病気の事を知っているのか知らないのか、依然続く耕助の言葉。ついこの間まで、真剣に息子の体調を心配していた耕助だったが、病名を聞いた途端、態度が一変していた。

「お父さん、飲み過ぎよ」

 紗織が慌てて耕助を窘める。しかしそれ以上誰も、口を利かなかった。



「瀬奈ちゃん」

 数十分後、爽と快は自室に入り、耕助はリビングのソファで寝てしまい、テレビから流れるバラエティ番組の音が虚しく響くキッチンで、沙織と瀬奈が夕食の後片付けをしていた。。

「……ごめんなさいね」

 紗織の言葉に瀬奈は黙ってうなずいた。

「お父さんの言った事、気にしないで……。酔ってるから」

「……はい」

 紗織が軽く水洗いした食器を食洗機にセットする。瀬奈は布巾でテーブルを拭きながら、紗織に気付かれないように、一人、嘆息した。

『うつ病? 何だ、"怠け病"か!』

『そんな病気、気合いで何とかしろ!』

 ――"怠け病"。

「ありがとう」

 テーブルを拭き終えた瀬奈に紗織が礼を言う。リビングのソファでいびきをかいて寝ている耕助を恨めしげに見た後で、瀬奈はまた一つ、溜め息をついた。

 確かに快は学校にも行けず寝てばかりいる。しかし、怠けているようには決して見えなかった。耕助もそれは判っていたはずだ。

 言いたい事がムクムクと胸に溢れ、まるで消化不良を起こした時のように悶々と胃のあたりで停滞している。"うつ病”と名前がつくまでは、紗織と共に快を心配していたはずの耕助。だが相手は快の父親。この胸のわだかまりを言えるはずもなかった。

「あの、ごちそうさまでした」

 限界だ。瀬奈はそう言うと、紗織に丁寧に頭を下げ、鞄を取った。一刻も早く、この場から離れなくては。

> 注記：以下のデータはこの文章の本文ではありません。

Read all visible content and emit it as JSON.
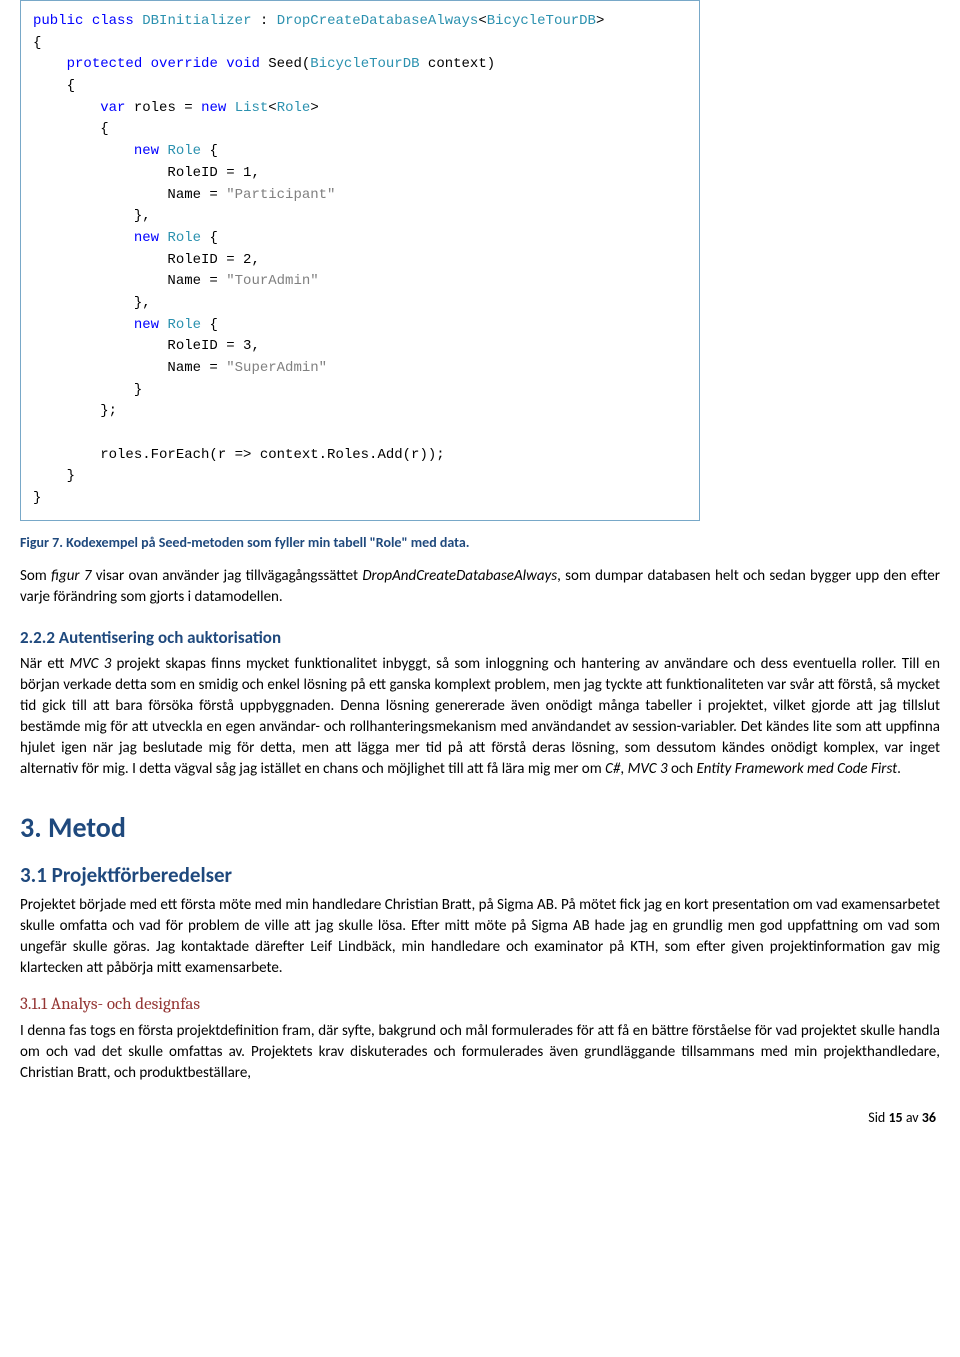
{
  "code": {
    "line1_kw1": "public",
    "line1_kw2": "class",
    "line1_type1": "DBInitializer",
    "line1_sep": " : ",
    "line1_type2": "DropCreateDatabaseAlways",
    "line1_lt": "<",
    "line1_type3": "BicycleTourDB",
    "line1_gt": ">",
    "line2": "{",
    "line3_kw1": "protected",
    "line3_kw2": "override",
    "line3_kw3": "void",
    "line3_name": " Seed(",
    "line3_type": "BicycleTourDB",
    "line3_rest": " context)",
    "line4": "    {",
    "line5_kw1": "var",
    "line5_txt1": " roles = ",
    "line5_kw2": "new",
    "line5_txt2": " ",
    "line5_type1": "List",
    "line5_lt": "<",
    "line5_type2": "Role",
    "line5_gt": ">",
    "line6": "        {",
    "line7_kw": "new",
    "line7_type": "Role",
    "line7_rest": " {",
    "line8_txt": "                RoleID = ",
    "line8_num": "1",
    "line8_comma": ",",
    "line9_txt": "                Name = ",
    "line9_str": "\"Participant\"",
    "line10": "            },",
    "line11_kw": "new",
    "line11_type": "Role",
    "line11_rest": " {",
    "line12_txt": "                RoleID = ",
    "line12_num": "2",
    "line12_comma": ",",
    "line13_txt": "                Name = ",
    "line13_str": "\"TourAdmin\"",
    "line14": "            },",
    "line15_kw": "new",
    "line15_type": "Role",
    "line15_rest": " {",
    "line16_txt": "                RoleID = ",
    "line16_num": "3",
    "line16_comma": ",",
    "line17_txt": "                Name = ",
    "line17_str": "\"SuperAdmin\"",
    "line18": "            }",
    "line19": "        };",
    "line20": "",
    "line21": "        roles.ForEach(r => context.Roles.Add(r));",
    "line22": "    }",
    "line23": "}"
  },
  "caption": "Figur 7. Kodexempel på Seed-metoden som fyller min tabell \"Role\" med data.",
  "para1_a": "Som ",
  "para1_b": "figur 7",
  "para1_c": " visar ovan använder jag tillvägagångssättet ",
  "para1_d": "DropAndCreateDatabaseAlways",
  "para1_e": ", som dumpar databasen helt och sedan bygger upp den efter varje förändring som gjorts i datamodellen.",
  "h4_1": "2.2.2 Autentisering och auktorisation",
  "para2_a": "När ett ",
  "para2_b": "MVC 3",
  "para2_c": " projekt skapas finns mycket funktionalitet inbyggt, så som inloggning och hantering av användare och dess eventuella roller. Till en början verkade detta som en smidig och enkel lösning på ett ganska komplext problem, men jag tyckte att funktionaliteten var svår att förstå, så mycket tid gick till att bara försöka förstå uppbyggnaden. Denna lösning genererade även onödigt många tabeller i projektet, vilket gjorde att jag tillslut bestämde mig för att utveckla en egen användar- och rollhanteringsmekanism med användandet av session-variabler. Det kändes lite som att uppfinna hjulet igen när jag beslutade mig för detta, men att lägga mer tid på att förstå deras lösning, som dessutom kändes onödigt komplex, var inget alternativ för mig. I detta vägval såg jag istället en chans och möjlighet till att få lära mig mer om ",
  "para2_d": "C#",
  "para2_e": ", ",
  "para2_f": "MVC 3",
  "para2_g": " och ",
  "para2_h": "Entity Framework med Code First",
  "para2_i": ".",
  "h2": "3. Metod",
  "h3": "3.1 Projektförberedelser",
  "para3": "Projektet började med ett första möte med min handledare Christian Bratt, på Sigma AB. På mötet fick jag en kort presentation om vad examensarbetet skulle omfatta och vad för problem de ville att jag skulle lösa. Efter mitt möte på Sigma AB hade jag en grundlig men god uppfattning om vad som ungefär skulle göras. Jag kontaktade därefter Leif Lindbäck, min handledare och examinator på KTH, som efter given projektinformation gav mig klartecken att påbörja mitt examensarbete.",
  "h4_2": "3.1.1 Analys- och designfas",
  "para4": "I denna fas togs en första projektdefinition fram, där syfte, bakgrund och mål formulerades för att få en bättre förståelse för vad projektet skulle handla om och vad det skulle omfattas av. Projektets krav diskuterades och formulerades även grundläggande tillsammans med min projekthandledare, Christian Bratt, och produktbeställare,",
  "footer_a": "Sid ",
  "footer_b": "15",
  "footer_c": " av ",
  "footer_d": "36"
}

 早々に夕食を切り上げた快は、自室にこもってしまった。瀬奈はリビングを出ると恐る恐る、快の部屋のドアをノックした。帰宅する事を、一言、伝えておきたかった。

「あたし、いい?」

「ああ」

 ドア越しに快の声が聞こえてくる。瀬奈はノブを下ろすと中に入った。

「あの、そろそろ……帰るね」

「……ああ」

 外はもう暗い。瀬奈の言葉に快は返事しただけで、ベッドに横になったまま瞳すら動かさない。